As I expectantly approach the exhibit, ominous shadows appear to hang from the ceiling like vines.
I see Jane, the juvenile tyrannosaur, first. She looks tiny next to Sue, who looms beyond and practically covers the wall with her huge frame. Here, visitors can compare the traveling Sue and permanent museum specimen Jane side by side — two skeletons whose massive size difference is also reflected in how long it took to assemble each for display.
“Jane took just a few hours,” offers Michael Ryan, head of vertebrate paleontology at the Cleveland Museum of Natural History. “We spent two days assembling Sue.”
I gawk as grandparents, college kids and mothers with children explore the exhibit’s interactive stations. Sue’s sheer size and alien shape amaze me. She’s bigger than an elephant and looks like a cross between an ostrich and an alligator. Her two-fingered arms are no bigger than a man’s but once were able to curl 500 pounds each. “They look like grappling hooks,” explains Ryan. “So they may have been used to hold prey or mates close.”
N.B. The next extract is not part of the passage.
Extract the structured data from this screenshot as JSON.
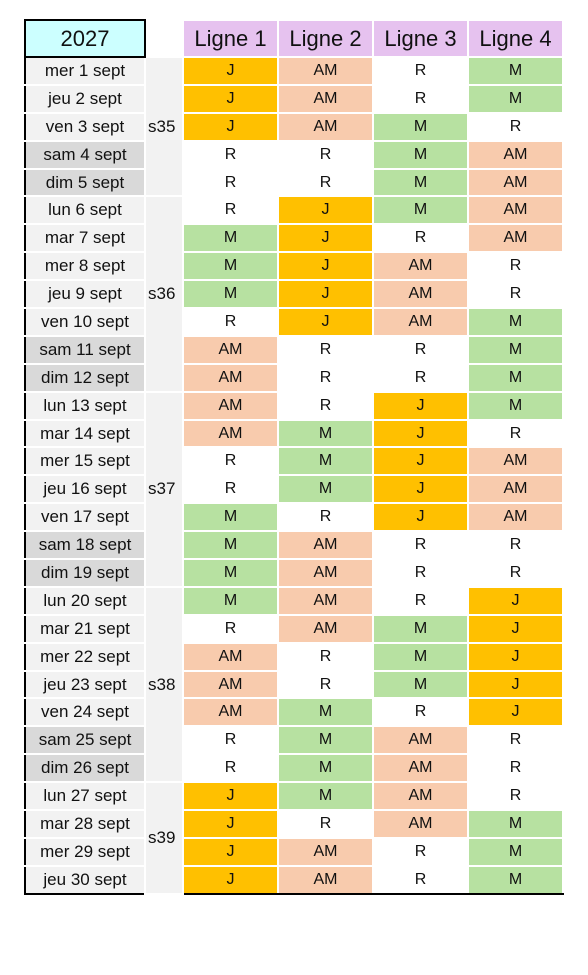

Though it’s hard to imagine any creature messing with a T. rex, Sue’s skeleton displays some signs of prehistoric wear and tear. Bone growths cling to some of her ribs like beehives, a clue that they had been broken during the Cretaceous Period. Ryan believes these may be related to “trips and bounces caused by hunting.” Holes litter her lower jaw. Originally thought to be bite marks, paleontologists now believe they are abscesses caused by infection or disease.
But of all the displays in the exhibition, the vision station grabs me most. Here, fleshed-out skulls of triceratops and T. rex face off as visitors treat themselves to each dinosaur’s point of view via a set of goggles mounted inside each head. While triceratops’ eyes faced outward, like a fish’s, for a wide field of vision to spot predators, Sue’s eyes faced forward, creating depth perception to gauge distance and accurately locate her next meal — a characteristic she shares with humans. It’s strange to think that, even living millions of years apart, we didn’t see the world all that differently.